Ein Jahr ist die rot-grüne Minderheitsregierung in Düsseldorf an der Macht und experimentiert weiter

Düsseldorf. Ein Jahr, zwei Sichtweisen. Auch so funktioniert Politik. Für Ministerpräsidentin Hannelore Kraft (SPD) arbeitet ihre rot-grüne Minderheitsregierung stabil. Alle Gesetzentwürfe seien im Düsseldorfer Fünf-Parteien-Parlament "mit bunten Mehrheiten" verabschiedet worden. Mit der Abschaffung der Studiengebühren und mehr Geld für Kindergärten und Kommunen sei das Land auf einem guten Weg. "Wir haben in den vergangenen zwölf Monaten sehr viel erreicht. Das hätte uns am Anfang wohl kaum jemand zugetraut." So bilanziert Kraft.

Oppositionsführer Karl-Josef Laumann (CDU) sieht das anders. Seine Partei habe bei keiner einzigen wichtigen Gesetzesreform mit Rot-Grün gestimmt. Das bundesweit einzigartige Regierungsexperiment sei in Wirklichkeit sehr fragil: "Diese Regierung hat, wenn's schwierig wird, keine Zustimmung mehr." Sobald kein neues Geld mehr ausgegeben werden könne, werde die Linke als Mehrheitsbeschafferin ausfallen, prognostizierte der CDU-Landtagsfraktionschef.

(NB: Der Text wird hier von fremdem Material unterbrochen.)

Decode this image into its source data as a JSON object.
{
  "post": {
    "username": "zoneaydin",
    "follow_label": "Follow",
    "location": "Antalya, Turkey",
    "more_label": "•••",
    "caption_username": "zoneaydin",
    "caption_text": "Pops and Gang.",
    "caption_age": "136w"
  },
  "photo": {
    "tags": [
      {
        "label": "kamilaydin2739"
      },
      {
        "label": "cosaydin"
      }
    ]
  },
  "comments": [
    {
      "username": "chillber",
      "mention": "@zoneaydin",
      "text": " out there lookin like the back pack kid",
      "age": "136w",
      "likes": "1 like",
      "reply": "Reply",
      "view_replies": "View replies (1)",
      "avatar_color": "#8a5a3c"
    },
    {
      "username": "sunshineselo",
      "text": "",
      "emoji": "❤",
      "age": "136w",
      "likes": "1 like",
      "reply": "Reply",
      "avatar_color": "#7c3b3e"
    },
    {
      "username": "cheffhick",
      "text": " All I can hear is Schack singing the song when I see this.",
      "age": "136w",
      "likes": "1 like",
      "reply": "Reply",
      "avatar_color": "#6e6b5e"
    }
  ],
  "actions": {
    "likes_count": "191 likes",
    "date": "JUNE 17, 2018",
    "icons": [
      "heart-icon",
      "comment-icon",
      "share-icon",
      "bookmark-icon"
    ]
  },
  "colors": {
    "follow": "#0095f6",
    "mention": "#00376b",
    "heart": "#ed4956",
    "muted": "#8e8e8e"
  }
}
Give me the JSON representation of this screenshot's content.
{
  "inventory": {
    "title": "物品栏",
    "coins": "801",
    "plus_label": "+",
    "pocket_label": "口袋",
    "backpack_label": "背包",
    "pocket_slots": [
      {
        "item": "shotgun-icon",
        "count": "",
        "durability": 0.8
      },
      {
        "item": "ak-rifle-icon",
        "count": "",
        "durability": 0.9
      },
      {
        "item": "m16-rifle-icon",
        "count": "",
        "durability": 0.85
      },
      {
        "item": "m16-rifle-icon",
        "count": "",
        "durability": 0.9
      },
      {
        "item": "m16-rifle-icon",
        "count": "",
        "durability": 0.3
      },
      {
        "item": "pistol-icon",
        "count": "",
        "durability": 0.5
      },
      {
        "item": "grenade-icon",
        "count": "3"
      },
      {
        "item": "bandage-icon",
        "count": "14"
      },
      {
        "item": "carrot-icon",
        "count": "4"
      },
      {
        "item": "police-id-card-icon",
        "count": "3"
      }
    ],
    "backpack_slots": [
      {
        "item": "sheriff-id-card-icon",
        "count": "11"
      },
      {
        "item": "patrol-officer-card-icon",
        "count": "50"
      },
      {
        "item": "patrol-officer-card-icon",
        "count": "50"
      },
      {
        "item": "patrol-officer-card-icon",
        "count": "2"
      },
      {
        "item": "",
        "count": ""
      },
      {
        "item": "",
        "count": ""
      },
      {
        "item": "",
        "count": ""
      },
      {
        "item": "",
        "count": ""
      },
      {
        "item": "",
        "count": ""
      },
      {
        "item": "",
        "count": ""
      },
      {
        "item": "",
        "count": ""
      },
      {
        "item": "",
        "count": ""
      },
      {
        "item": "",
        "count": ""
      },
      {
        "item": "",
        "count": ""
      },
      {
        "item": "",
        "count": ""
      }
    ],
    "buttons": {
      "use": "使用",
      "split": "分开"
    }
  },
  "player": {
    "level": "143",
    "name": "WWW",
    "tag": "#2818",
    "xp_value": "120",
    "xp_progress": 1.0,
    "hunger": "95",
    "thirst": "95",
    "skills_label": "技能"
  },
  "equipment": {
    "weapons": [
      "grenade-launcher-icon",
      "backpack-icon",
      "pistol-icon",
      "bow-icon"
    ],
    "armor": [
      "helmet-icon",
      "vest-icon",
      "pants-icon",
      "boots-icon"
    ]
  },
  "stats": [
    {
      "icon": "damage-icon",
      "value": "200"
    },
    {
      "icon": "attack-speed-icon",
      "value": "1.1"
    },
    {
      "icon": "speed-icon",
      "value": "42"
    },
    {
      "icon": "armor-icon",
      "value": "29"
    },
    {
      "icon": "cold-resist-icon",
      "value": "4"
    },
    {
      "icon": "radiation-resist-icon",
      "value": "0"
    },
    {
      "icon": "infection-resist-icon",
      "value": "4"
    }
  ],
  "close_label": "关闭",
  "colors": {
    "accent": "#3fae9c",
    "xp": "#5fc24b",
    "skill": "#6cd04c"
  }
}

Risiken und Nebenwirkungen waren eingeplant, als Hannelore Kraft vor einem Jahr das Experiment wagte. Ein Aushängeschild mit Vorbildcharakter für andere Länder oder den Bund ist das rot-grüne Minderheitsmodell bislang nicht geworden. Die Koalition aus SPD und Grünen bleibt in den meisten Fragen darauf angewiesen, dass die kleine Linksfraktion sich im Parlament zumindest enthält. Das klappt nicht immer. Zur eigenen Mehrheit fehlt Rot-Grün im Landtag eine Stimme. Bei CDU und FDP beißt die selbst ernannte "Koalition der Einladung" meist auf Granit.

Kurz vor dem ersten Regierungsgeburtstag fuhr Kraft im Landtag ihre erste Abstimmungsniederlage ein - ausgerechnet bei einer Entscheidung über die Zukunft der maroden WestLB, einer mit Milliardenrisiken behafteten Schicksalsfrage für die Steuerzahler. Trotz peinlicher parlamentarischer Winkelzüge verlor die Regierung im ersten Anlauf die Abstimmung. Auf den letzten Drücker rangen sich SPD, CDU und Grüne zu einem Konsens durch.

Das politische Klima aber ist seitdem in Düsseldorf vergiftet. Doch Neuwahlen sind wenig realistisch: Für die CDU ist die Übernahme der Macht in Düsseldorf unwahrscheinlich, die SPD erreichte zwar mit den Grünen eine Regierungsmehrheit, würde aber geschwächt, FDP und Linke endeten im außerparlamentarischen Nichts. Die CDU wolle "Opposition der Alternativen und der Attacke" sein, sagt Laumann. Dabei muss aber sowohl die CDU als auch die FDP auf ihre Fraktion setzen, denn ihre Landesparteivorsitzenden sind in Düsseldorf kaum präsent. CDU-Bundesumweltminister Norbert Röttgen und Gesundheitsminister Daniel Bahr von der FDP haben in Berlin viel Arbeit mit der schwächelnden schwarz-gelben Koalition.

In Notlagen, wie bei der Landtagsabstimmung um die Zukunft der WestLB, werde die CDU der Regierung aus staatspolitischer Verantwortung helfen, versicherte Oppositionschef Laumann. Unversöhnlich stehen CDU und FDP aber Krafts Politikansatz gegenüber, auch Schulden in Kauf zu nehmen, um mit Investitionen in Bildungsgerechtigkeit, kommunale Selbstständigkeit und Armutsbekämpfung soziale Risiken zu entschärfen. Während alle anderen Länder versuchten, ihre Haushalte zu konsolidieren, sattle Kraft bei der Neuverschuldung ständig drauf, urteilt Laumann.

Die Rote Karte gab es für Rot-Grün aber vom Landesverfassungsgericht, das die geplante Rekordneuverschuldung untersagte. Zudem hängen die Garantien für die WestLB wie ein Damoklesschwert über der Regierung. Die Minderheitsregierung geht nun bald erst einmal in die Sommerpause. Das Jahr ist vorbei. Das kommende wird nicht einfacher werden.